Но не надо забывать нашего улья, где рой теряет терпение, – нашего улья, который кипит и уже выпускает черные вибрирующие волны, подобные звучному сосуду под жгучим солнцем. Полдень. Можно сказать, что среди царящего зноя деревья сдерживают все свои листья, подобно тому, как сдерживается дыхание в присутствии чего-нибудь очень сладостного, но очень серьезного. Пчелы дают заботящемуся о них человеку мед и ароматный воск, но – и это стоит, может быть, еще больше, чем мед и воск, – они привлекают его внимание на ликование июня, дают ему почувствовать гармонию прекрасных дней, напоминают, что все события, в которые они вмешиваются, связаны с ясным небом, с праздником цветов, с наиболее счастливыми часами года. Они – душа лета, часы, указывающие мгновения изобилия, быстрые крылья подымающихся ароматов, разум парящих лучей, ропот трепещущих сияний, песнь покоящейся атмосферы, и их полет – видимый знак, обнаруженный мелодичный звук маленьких бесчисленных радостей, которые рождаются от теплоты и живут в свете. Они заставляют понять самый сокровенный голос прекрасных мгновений природы. Кто их знал, кто их любил, тому лето без пчел покажется таким же жалким, таким же несовершенным, как если бы оно было без птиц и без цветов.
Тот, кто впервые присутствует при таком оглушающем и беспорядочном событии, каким является роение хорошо населенного улья, бывает им сильно смущен и приближается к нему со страхом. Он не узнает больше серьезных и мирных пчел трудолюбивых часов. Несколько мгновений раньше он видел, как они прилетали со всех концов деревенского простора, озабоченные, как маленькие буржуазные хозяйки, которых ничто не отвлечет от их хозяйственных занятий. Они возвращались почти незамеченными; утомленные, запыхавшиеся, торопливо и волнуясь, они встречали лишь приветствие в виде легкого знака щупальцев юных амазонок у входа. Самое большее, если они обменивались тремя или четырьмя словами, вероятно неизбежными, сдавая второпях свой сбор меда одной из молодых носильщиц, которые всегда находятся во внутреннем дворе завода; или же они отправлялись, чтобы сложить самим в обширных амбарах, окружающих ячейки выводка, две тяжелые корзины цветочной пыли, прицепленные к их бедрам, и затем немедленно возвращались снова, не беспокоясь о том, что происходит в мастерских, в дортуаре куколок или в царском дворце, не вмешиваясь ни на минуту в говор и шум публичной площади, лежащей у входа и заполненной во время большого зноя болтовнею вентиляторш, которые, по живописному выражению французских пчеловодов, «font la barbe».

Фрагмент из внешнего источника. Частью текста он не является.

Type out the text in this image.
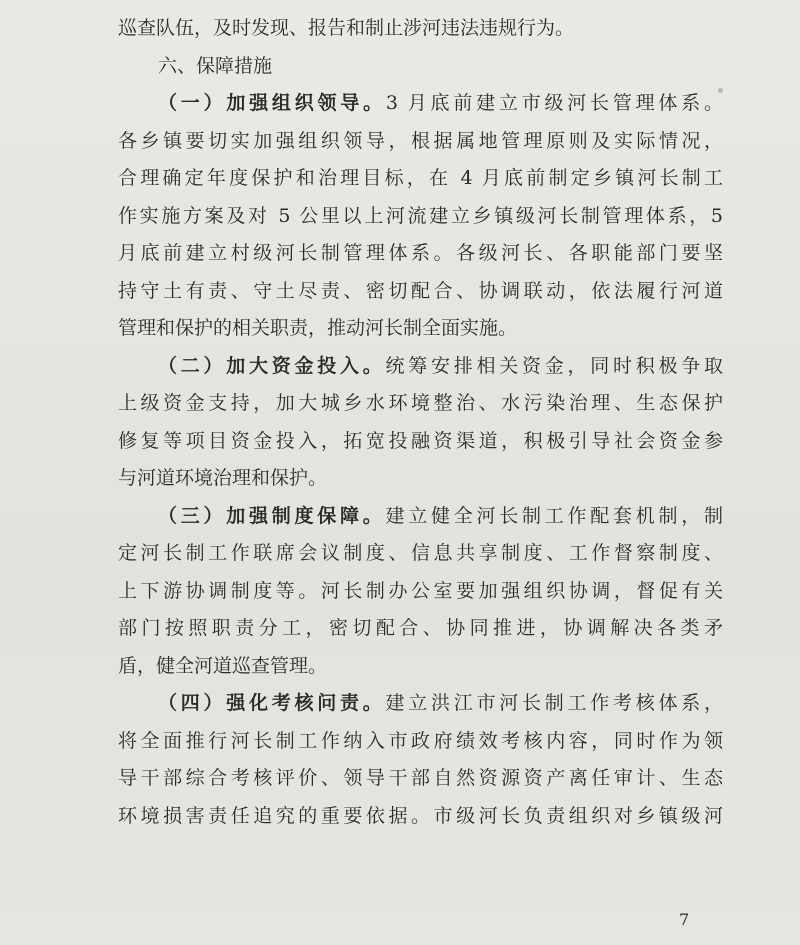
巡查队伍，及时发现、报告和制止涉河违法违规行为。
六、保障措施
（一）加强组织领导。3 月底前建立市级河长管理体系。
各乡镇要切实加强组织领导，根据属地管理原则及实际情况，
合理确定年度保护和治理目标，在 4 月底前制定乡镇河长制工
作实施方案及对 5 公里以上河流建立乡镇级河长制管理体系，5
月底前建立村级河长制管理体系。各级河长、各职能部门要坚
持守土有责、守土尽责、密切配合、协调联动，依法履行河道
管理和保护的相关职责，推动河长制全面实施。
（二）加大资金投入。统筹安排相关资金，同时积极争取
上级资金支持，加大城乡水环境整治、水污染治理、生态保护
修复等项目资金投入，拓宽投融资渠道，积极引导社会资金参
与河道环境治理和保护。
（三）加强制度保障。建立健全河长制工作配套机制，制
定河长制工作联席会议制度、信息共享制度、工作督察制度、
上下游协调制度等。河长制办公室要加强组织协调，督促有关
部门按照职责分工，密切配合、协同推进，协调解决各类矛
盾，健全河道巡查管理。
（四）强化考核问责。建立洪江市河长制工作考核体系，
将全面推行河长制工作纳入市政府绩效考核内容，同时作为领
导干部综合考核评价、领导干部自然资源资产离任审计、生态
环境损害责任追究的重要依据。市级河长负责组织对乡镇级河
7
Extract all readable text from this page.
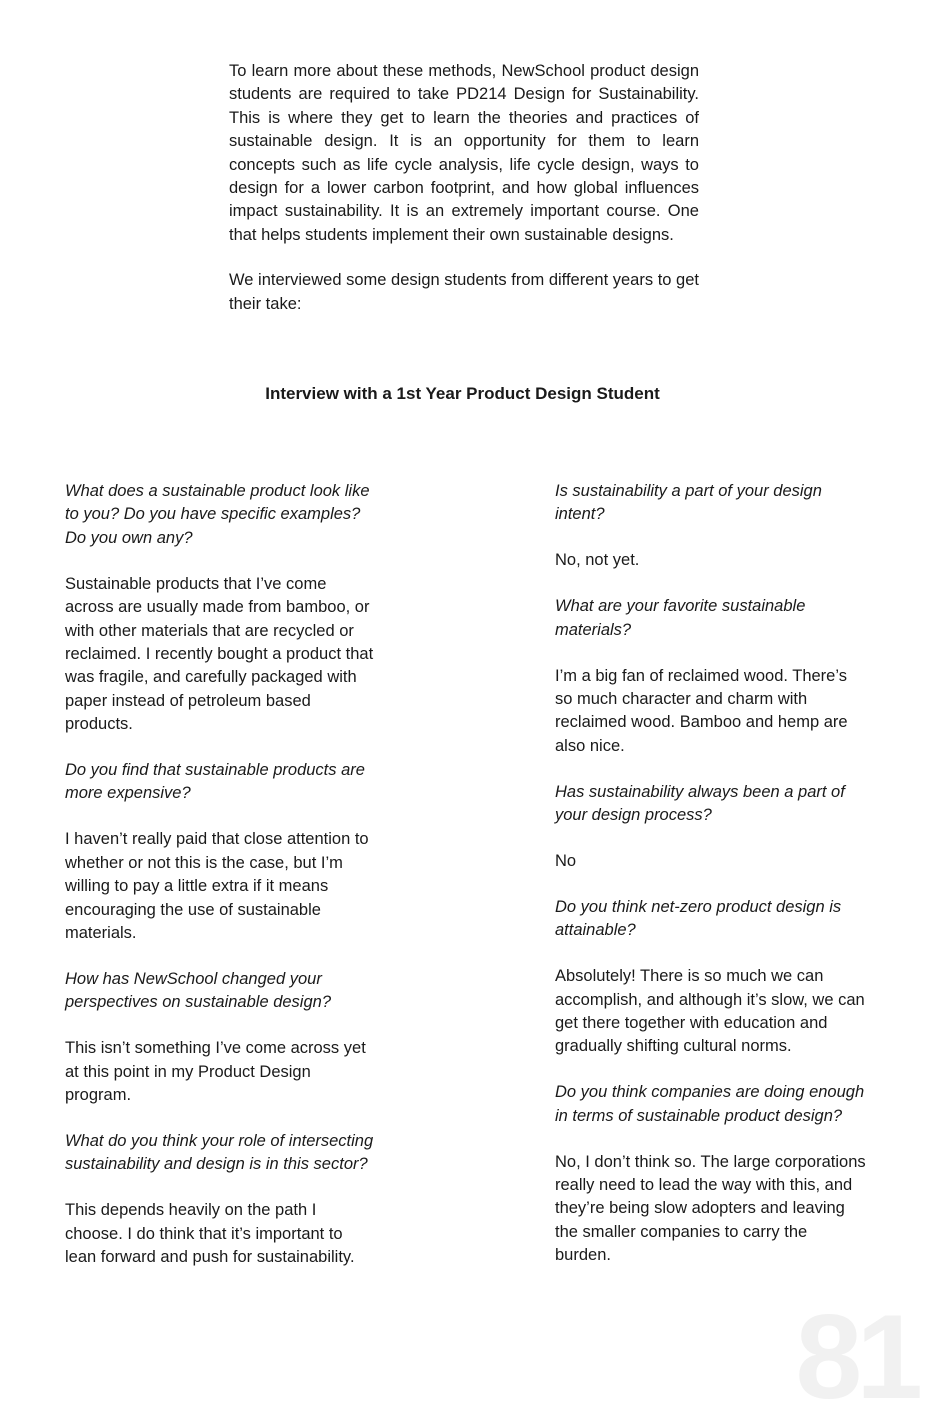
To learn more about these methods, NewSchool product design students are required to take PD214 Design for Sustainability. This is where they get to learn the theories and practices of sustainable design. It is an opportunity for them to learn concepts such as life cycle analysis, life cycle design, ways to design for a lower carbon footprint, and how global influences impact sustainability. It is an extremely important course. One that helps students implement their own sustainable designs.

We interviewed some design students from different years to get their take:

Interview with a 1st Year Product Design Student

What does a sustainable product look like to you? Do you have specific examples? Do you own any?

Sustainable products that I’ve come across are usually made from bamboo, or with other materials that are recycled or reclaimed. I recently bought a product that was fragile, and carefully packaged with paper instead of petroleum based products.

Do you find that sustainable products are more expensive?

I haven’t really paid that close attention to whether or not this is the case, but I’m willing to pay a little extra if it means encouraging the use of sustainable materials.

How has NewSchool changed your perspectives on sustainable design?

This isn’t something I’ve come across yet at this point in my Product Design program.

What do you think your role of intersecting sustainability and design is in this sector?

This depends heavily on the path I choose. I do think that it’s important to lean forward and push for sustainability.

Is sustainability a part of your design intent?

No, not yet.

What are your favorite sustainable materials?

I’m a big fan of reclaimed wood. There’s so much character and charm with reclaimed wood. Bamboo and hemp are also nice.

Has sustainability always been a part of your design process?

No

Do you think net-zero product design is attainable?

Absolutely! There is so much we can accomplish, and although it’s slow, we can get there together with education and gradually shifting cultural norms.

Do you think companies are doing enough in terms of sustainable product design?

No, I don’t think so. The large corporations really need to lead the way with this, and they’re being slow adopters and leaving the smaller companies to carry the burden.

81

Но теперь все изменилось. Правда, некоторое число работниц мирно, как будто ничего не должно произойти, отправляются в луга, возвращаются оттуда, чистят улей, подымаются в комнаты, где выводятся яйца, не поддаваясь общему опьянению. Это те, которые не будут сопровождать царицу, а останутся в старом жилище, чтобы его охранять, беречь и кормить оставляемых здесь девять или десять тысяч яиц, восемнадцать тысяч личинок, тридцать шесть тысяч куколок и семь или восемь принцесс. Они были избраны для этих суровых обязанностей, неизвестно, ни в силу каких правил, ни кем, ни каким образом. Они остаются верными своим обязанностям спокойно и непреклонно, и хотя я много раз повторял опыт, посыпая красящим веществом некоторых из этих безропотных «сандрильон», которых довольно легко узнать по их серьезным, немного тяжелым манерам среди празднично настроенного народа, – очень редко случалось, чтобы я находил хоть одну из них в опьяненной толпе роя.